Effect of Magnesium Ion (Mg^2+) and the Magnesium Adenosine Triphosphate Ion (MgATP^2-) on Pigeon Liver Pyruvate Carboxylase1

Abstract

Kinetic methods have been used to determine whether Mg^2+ and MgATP^2- play an important role in regulating pigeon liver pyruvate carboxylase [pyruvate: C0(2) ligase (ADP), EC 6.4.1.1]. Mg^2+ not only forms a complex with ATP^4- (MgATP^2-) but is also required for the enzyme activation (and probably for the binding of MgATP^2- to this enzyme). Contrary to the results of other investigators, the MgATP^2- complex was not found to activate pigeon liver pyruvate carboxylase.
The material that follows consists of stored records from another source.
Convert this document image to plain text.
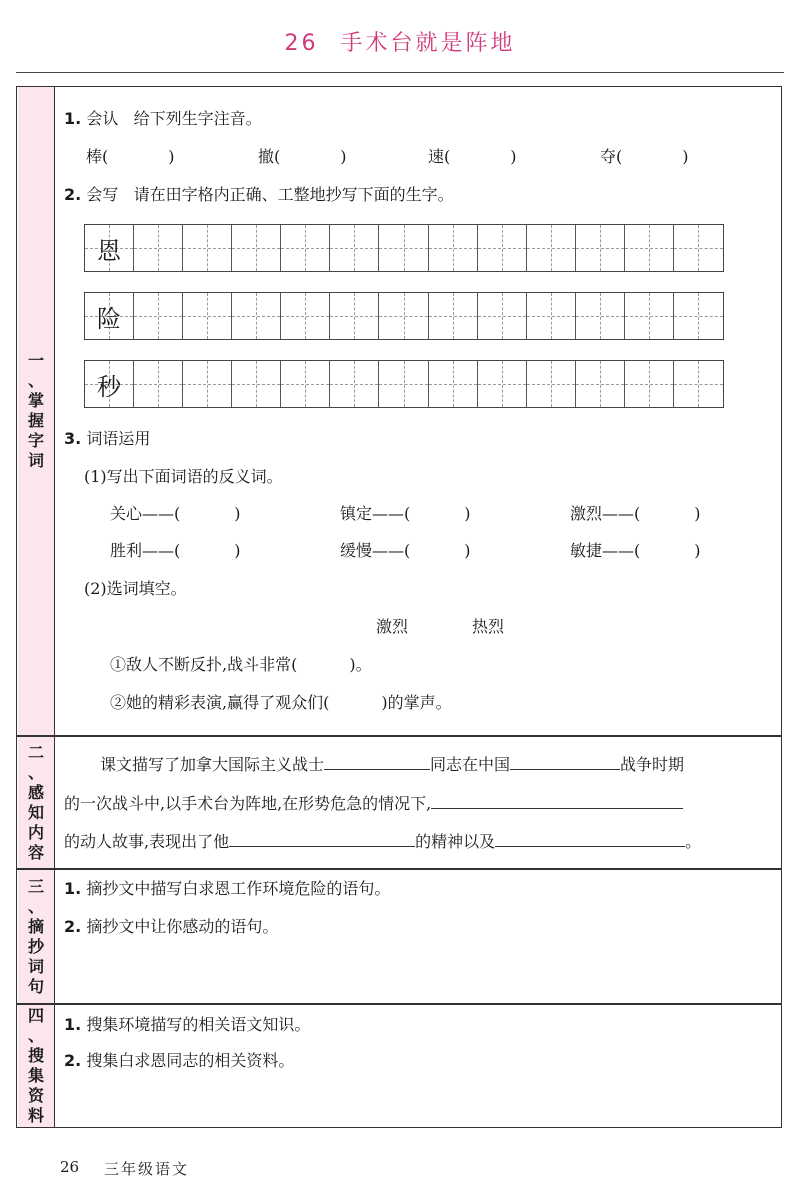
26 手术台就是阵地
一
、
掌
握
字
词
二
、
感
知
内
容
三
、
摘
抄
词
句
四
、
搜
集
资
料
1. 会认 给下列生字注音。
棒(	)	撤(	)	速(	)	夺(	)
2. 会写 请在田字格内正确、工整地抄写下面的生字。
恩
险
秒
3. 词语运用
(1)写出下面词语的反义词。
关心——(	)	镇定——(	)	激烈——(	)
胜利——(	)	缓慢——(	)	敏捷——(	)
(2)选词填空。
激烈	热烈
①敌人不断反扑,战斗非常(	)。
②她的精彩表演,赢得了观众们(	)的掌声。
课文描写了加拿大国际主义战士	同志在中国	战争时期
的一次战斗中,以手术台为阵地,在形势危急的情况下,
的动人故事,表现出了他	的精神以及	。
1. 摘抄文中描写白求恩工作环境危险的语句。
2. 摘抄文中让你感动的语句。
1. 搜集环境描写的相关语文知识。
2. 搜集白求恩同志的相关资料。
26 三年级语文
We could not demonstrate homotropic cooperativity with MgATP^2-. Excess Mg^2+ induced allosteric stimulation of the enzymatic activity at different concentrations of MgATP^2-. With different Mg^2+ concentrations, changes also occurred in the apparent Km, V(max) and R(s) values. Without excess of Mg^2+ (heterotropic effector) only about 2% of the total enzymic activity available could be demonstrated in the presence of MgATP^2-. It is concluded that Mg^2+ exhibits a homotropic cooperative effect and is required for the activation of this enzyme. Mg^2+ may bind either to a specific effector site, at the active site, or at the binding site for MgATP^2- which is capable of functioning as an effector site and in this way facilitates the carboxylation of pyruvate.